Members of United Food and Commercial Workers Local 1400 wave as a vehicle honks at their picket line at the Saskatoon Co-op grocery store on Wellman Crescent in Stonebridge. The strike is now in its fourth month. (Chanss Lagaden/CBC)

With a strike at Saskatoon Co-op stores now into its fourth month, the retailer's chief executive officer said more than two hundred union members have now crossed the picket lines.

"For me that indicates that some of the picketers at least are frustrated with the lack of progress and want to return to work," said Grant Wicks, Saskatoon Co-op's CEO.

At issue is Saskatoon Co-op's proposed wage structure, which would see new hires making less money than existing employees doing the same work.

Union negotiators said Co-op managers have refused to bargain several times over the past month.

"They won't sit down with us unless it's on their terms," said Rod Gillies, lead negotiator for United Food and Commercial Workers (UFCW) Local 1400. 

'They say that they're willing to negotiate, but it doesn't appear to be that way at all,' said Rod Gillies, lead negotiator for UFCW Local 1400. (CBC/Chanss Lagaden)

"We have loyal Co-op employees who are walking the line for hours every single day in Saskatchewan winter," Gillies said. "This is not just uncomfortable. This is dangerous."

Gillies said the strike has gone on "too long," and Co-op members want it resolved.

"We have put together on numerous occasions different versions of a second tier that address all their concerns about sustainability, and they've rejected all of them, and their position hasn't changed," Gillies said.

Both sides worked with a provincially-appointed conciliator before the strike.

Co-op's CEO said he sees no benefit in taking the dispute to binding arbitration.

'We're not looking to dial back benefits for our people,' said Saskatoon Co-op CEO Grant Wicks. 'Our offers to the union have included lower pay rates but the benefits have been untouched.' (Saskatoon Co-op)

Wicks said he's open to "genuine" negotiations with the union, and estimated between 500 and 600 people are currently working for Saskatoon Co-op.

Wicks said that includes between 200 and 300 replacement workers, a number Wicks said "increases every day."

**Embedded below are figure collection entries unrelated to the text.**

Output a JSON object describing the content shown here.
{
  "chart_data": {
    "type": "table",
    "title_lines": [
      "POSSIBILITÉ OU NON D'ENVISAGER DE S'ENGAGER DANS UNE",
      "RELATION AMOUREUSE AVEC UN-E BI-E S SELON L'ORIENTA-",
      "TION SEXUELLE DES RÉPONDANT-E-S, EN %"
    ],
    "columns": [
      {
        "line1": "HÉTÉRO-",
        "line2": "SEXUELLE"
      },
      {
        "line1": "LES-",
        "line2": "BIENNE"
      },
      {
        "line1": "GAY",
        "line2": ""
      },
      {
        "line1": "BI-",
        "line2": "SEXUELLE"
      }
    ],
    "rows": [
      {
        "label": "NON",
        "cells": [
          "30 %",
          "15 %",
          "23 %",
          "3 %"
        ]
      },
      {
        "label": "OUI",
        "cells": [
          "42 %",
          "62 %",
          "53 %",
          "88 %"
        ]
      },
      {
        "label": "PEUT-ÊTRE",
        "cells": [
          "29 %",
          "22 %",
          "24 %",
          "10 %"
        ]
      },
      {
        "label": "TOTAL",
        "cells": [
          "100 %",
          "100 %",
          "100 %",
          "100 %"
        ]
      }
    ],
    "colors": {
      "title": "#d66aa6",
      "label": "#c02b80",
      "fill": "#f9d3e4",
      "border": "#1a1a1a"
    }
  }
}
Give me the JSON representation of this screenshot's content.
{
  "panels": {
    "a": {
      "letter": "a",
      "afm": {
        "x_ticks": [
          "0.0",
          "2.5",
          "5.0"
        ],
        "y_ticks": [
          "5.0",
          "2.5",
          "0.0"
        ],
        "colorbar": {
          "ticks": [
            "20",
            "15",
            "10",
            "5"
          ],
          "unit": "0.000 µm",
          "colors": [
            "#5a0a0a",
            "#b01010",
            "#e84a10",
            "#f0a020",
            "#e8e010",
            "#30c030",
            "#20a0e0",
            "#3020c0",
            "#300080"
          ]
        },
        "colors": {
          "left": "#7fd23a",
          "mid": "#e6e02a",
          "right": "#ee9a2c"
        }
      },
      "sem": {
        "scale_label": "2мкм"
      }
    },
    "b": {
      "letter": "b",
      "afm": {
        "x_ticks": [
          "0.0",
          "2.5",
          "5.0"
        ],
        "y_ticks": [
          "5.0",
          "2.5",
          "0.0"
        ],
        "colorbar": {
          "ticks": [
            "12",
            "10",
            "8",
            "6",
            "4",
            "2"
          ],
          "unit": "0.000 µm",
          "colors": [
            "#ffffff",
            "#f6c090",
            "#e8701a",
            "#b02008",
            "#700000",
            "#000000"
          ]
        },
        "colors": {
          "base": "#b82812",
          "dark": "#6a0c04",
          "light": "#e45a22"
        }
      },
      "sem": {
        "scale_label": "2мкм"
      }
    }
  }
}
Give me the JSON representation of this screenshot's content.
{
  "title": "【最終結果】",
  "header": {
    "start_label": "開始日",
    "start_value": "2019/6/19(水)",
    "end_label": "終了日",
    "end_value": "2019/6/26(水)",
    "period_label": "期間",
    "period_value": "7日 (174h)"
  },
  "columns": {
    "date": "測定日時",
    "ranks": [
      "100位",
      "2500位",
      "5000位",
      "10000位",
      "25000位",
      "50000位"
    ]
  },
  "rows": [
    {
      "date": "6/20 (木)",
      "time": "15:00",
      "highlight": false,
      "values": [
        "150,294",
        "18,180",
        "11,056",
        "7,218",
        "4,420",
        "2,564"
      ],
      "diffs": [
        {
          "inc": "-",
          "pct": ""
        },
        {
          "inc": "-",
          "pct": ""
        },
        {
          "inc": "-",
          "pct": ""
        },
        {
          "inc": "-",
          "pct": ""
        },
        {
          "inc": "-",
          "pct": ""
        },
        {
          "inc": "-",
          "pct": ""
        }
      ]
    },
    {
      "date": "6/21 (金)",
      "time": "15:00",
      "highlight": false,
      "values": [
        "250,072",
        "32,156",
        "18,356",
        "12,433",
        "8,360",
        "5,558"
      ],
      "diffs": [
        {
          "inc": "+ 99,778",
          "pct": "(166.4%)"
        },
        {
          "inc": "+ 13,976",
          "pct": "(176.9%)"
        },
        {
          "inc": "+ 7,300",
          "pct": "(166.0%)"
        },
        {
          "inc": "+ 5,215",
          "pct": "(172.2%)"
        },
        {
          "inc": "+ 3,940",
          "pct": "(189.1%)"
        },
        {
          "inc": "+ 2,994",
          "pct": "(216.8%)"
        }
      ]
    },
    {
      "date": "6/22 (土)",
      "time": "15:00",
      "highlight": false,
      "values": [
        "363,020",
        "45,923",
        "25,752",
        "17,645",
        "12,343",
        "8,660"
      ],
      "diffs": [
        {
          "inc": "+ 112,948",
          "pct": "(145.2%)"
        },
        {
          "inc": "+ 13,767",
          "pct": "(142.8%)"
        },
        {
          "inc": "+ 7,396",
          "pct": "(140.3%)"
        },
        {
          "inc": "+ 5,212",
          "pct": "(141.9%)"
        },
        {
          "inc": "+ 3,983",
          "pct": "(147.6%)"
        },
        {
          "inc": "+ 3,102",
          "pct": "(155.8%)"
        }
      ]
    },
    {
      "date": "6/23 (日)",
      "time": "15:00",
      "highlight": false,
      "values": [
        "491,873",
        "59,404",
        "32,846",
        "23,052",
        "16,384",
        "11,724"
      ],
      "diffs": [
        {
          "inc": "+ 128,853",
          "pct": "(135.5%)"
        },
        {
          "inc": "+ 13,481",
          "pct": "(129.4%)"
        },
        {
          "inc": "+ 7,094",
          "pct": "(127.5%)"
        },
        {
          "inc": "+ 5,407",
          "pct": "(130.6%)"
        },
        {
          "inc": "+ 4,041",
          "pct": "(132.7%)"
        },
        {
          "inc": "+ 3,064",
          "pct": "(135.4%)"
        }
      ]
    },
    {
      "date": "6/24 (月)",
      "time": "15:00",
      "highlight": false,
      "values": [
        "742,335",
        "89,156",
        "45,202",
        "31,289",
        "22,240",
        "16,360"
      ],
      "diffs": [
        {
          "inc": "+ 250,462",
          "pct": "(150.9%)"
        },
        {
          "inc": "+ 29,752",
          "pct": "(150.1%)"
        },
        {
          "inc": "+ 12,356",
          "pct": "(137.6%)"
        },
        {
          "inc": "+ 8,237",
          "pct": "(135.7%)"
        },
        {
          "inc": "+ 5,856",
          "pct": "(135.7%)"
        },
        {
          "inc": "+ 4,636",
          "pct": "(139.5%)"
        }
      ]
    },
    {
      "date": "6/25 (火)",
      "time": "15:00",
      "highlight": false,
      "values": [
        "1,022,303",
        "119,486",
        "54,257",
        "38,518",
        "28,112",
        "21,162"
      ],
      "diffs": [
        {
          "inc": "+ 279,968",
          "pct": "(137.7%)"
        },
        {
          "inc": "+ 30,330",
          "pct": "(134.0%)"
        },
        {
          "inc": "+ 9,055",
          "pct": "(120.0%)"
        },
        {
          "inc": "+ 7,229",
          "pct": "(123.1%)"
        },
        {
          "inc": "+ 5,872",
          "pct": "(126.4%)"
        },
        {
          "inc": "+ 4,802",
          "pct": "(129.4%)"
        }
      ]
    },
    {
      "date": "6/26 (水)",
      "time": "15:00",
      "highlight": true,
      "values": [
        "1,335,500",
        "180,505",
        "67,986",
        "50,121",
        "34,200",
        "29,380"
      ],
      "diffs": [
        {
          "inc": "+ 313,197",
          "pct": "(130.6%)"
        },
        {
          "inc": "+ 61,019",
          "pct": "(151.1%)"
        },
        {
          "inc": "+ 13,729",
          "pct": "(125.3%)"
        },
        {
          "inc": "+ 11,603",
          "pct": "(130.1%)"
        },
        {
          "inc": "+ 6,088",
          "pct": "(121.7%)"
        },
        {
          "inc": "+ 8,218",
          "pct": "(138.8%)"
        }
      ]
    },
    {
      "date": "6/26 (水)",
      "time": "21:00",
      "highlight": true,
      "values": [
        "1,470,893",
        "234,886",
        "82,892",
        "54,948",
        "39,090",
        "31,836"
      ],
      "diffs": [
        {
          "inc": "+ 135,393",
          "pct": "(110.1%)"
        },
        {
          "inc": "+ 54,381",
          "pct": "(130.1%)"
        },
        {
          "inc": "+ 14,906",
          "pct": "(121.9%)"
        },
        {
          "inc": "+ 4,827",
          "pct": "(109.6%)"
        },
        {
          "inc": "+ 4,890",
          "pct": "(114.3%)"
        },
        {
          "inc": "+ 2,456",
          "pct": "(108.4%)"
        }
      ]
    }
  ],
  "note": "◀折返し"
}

"Some of them are new Canadians, but they've all been recruited locally," he said, noting that should be enough to open Co-op's new liquor store on 8th Street East by mid-month. 

"When the strike started we just didn't have the resources to keep everything open," said Wicks.

"As we've gathered strength with our employees returning to work, along with our management and out-of-scope personnel and replacement workers, we've been able to reopen just about every location," he said.

The union is urging Co-op members to shop elsewhere during the strike.